Indirect dependency `github.com/blend/go-sdk v1.1.1` does not exist

rocketlaunchr / dataframe-go

DataFrames for Go: For statistics, machine-learning, and data manipulation/exploration

Other

1.19k stars 95 forks source link

Indirect dependency `github.com/blend/go-sdk v1.1.1` does not exist #64

Open stevebriskin opened 2 years ago

stevebriskin commented 2 years ago

I suspect that the library maintainers prepended "legacy-" to versions before changing the versioning scheme. At the least, this dependency should be updated to legacy-v1.1.1.

pjebs commented 2 years ago

If it's indirect, how can I control it?

stevebriskin commented 2 years ago

You can explicitly set it in your go.mod file to override “v1.1.1” to “legacy-v1.1.1”. Or determine which of your dependence’s pulls it in with ‘go mod graph’ and upgrade that one.

On Jul 1, 2022, at 6:27 PM, pj @.***> wrote:

If it's indirect, how can I control it?

— Reply to this email directly, view it on GitHub, or unsubscribe. You are receiving this because you authored the thread.

MarkieMark commented 2 years ago

to clarify what Steve said, adding

replace (
    github.com/blend/go-sdk v1.1.1 => github.com/blend/go-sdk legacy-v1.1.1
)

to your go.mod works; however there is now a new dependency error

go: github.com/sjwhitworth/golearn@v0.0.0-20211014193759-a8b69c276cd8 requires
    github.com/rocketlaunchr/dataframe-go@v0.0.0-20201007021539-67b046771f0b requires
    github.com/cnkei/gospline@v0.0.0-20191204072713-842a72f86331: invalid version: unknown revision 842a72f86331

that needs a more involved replace directive

github.com/cnkei/gospline v0.0.0-20191204072713-842a72f86331 => github.com/cnkei/gospline v0.0.0-20191204052713-d67fac29a294

pjebs commented 2 years ago

I've never been able to reproduce this issue. That's why this issue has been kept open.

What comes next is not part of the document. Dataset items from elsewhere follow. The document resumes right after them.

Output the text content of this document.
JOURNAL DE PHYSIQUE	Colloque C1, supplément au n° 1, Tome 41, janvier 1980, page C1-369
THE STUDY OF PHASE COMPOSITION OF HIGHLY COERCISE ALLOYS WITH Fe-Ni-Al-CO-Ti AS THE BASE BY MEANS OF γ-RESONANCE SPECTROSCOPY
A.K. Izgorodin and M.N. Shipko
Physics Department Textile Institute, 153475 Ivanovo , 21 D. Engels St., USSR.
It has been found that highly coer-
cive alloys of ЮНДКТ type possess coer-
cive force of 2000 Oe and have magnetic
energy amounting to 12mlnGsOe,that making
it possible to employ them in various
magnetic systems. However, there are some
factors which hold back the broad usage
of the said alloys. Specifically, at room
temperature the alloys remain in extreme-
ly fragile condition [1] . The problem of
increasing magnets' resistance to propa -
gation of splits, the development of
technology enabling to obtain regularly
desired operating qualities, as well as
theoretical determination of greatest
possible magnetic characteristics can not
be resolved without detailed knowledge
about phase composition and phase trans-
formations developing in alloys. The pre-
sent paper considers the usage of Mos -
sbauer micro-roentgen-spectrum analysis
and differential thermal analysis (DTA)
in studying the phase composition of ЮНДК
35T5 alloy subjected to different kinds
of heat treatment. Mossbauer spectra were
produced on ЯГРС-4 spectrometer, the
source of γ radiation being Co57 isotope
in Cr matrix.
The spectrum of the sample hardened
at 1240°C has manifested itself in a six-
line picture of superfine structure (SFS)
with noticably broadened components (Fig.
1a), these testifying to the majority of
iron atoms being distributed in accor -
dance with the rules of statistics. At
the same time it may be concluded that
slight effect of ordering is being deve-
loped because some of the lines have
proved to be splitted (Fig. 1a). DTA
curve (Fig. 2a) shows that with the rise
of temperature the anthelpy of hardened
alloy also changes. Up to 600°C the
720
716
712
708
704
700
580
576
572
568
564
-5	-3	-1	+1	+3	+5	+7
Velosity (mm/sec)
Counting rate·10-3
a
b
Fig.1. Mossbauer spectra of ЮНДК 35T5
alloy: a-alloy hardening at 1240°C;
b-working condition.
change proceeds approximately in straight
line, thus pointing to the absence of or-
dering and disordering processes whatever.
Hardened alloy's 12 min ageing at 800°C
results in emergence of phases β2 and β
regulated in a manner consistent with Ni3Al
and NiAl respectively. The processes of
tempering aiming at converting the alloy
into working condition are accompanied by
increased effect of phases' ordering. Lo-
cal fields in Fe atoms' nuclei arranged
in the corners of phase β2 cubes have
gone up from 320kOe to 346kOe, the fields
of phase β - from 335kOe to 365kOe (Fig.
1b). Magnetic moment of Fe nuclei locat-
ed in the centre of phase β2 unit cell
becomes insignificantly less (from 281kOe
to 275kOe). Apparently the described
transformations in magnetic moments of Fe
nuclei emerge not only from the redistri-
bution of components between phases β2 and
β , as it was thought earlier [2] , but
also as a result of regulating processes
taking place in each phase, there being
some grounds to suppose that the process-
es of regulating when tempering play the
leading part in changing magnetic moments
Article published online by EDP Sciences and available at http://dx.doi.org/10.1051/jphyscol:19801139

MarkieMark commented 2 years ago

I'm working in Fedora 36 with (as far as I recall) a basically vanilla .rpm go; a $ go get github.com/sjwhitworth/golearn from a Fedora 36 virtual machine should behave similarly

stevebriskin commented 2 years ago

We encountered it after configuring our project for dependabot in github. Dependabot runs failed fetching blend. Our theory is that go get uses a proxy by default which caches blend v1.1.1 even though the tag has been renamed to legacy-v1.1.1. To repro, we ran go get without a proxy GONOSUMDB=* GONOPROXY=* go get -x github.com/blend/go-sdk@v1.1.1 which led to "unknown revision" errors. So... things currently work but presumably only because there's a proxy that caches this old tag, which is flaky.

Per https://proxy.golang.org/:

Whenever possible, the mirror aims to cache content in order to avoid breaking builds for people that depend on your package, so this bad release may still be available in the mirror even if it is not available at the origin. The same situation applies if you delete your entire repository.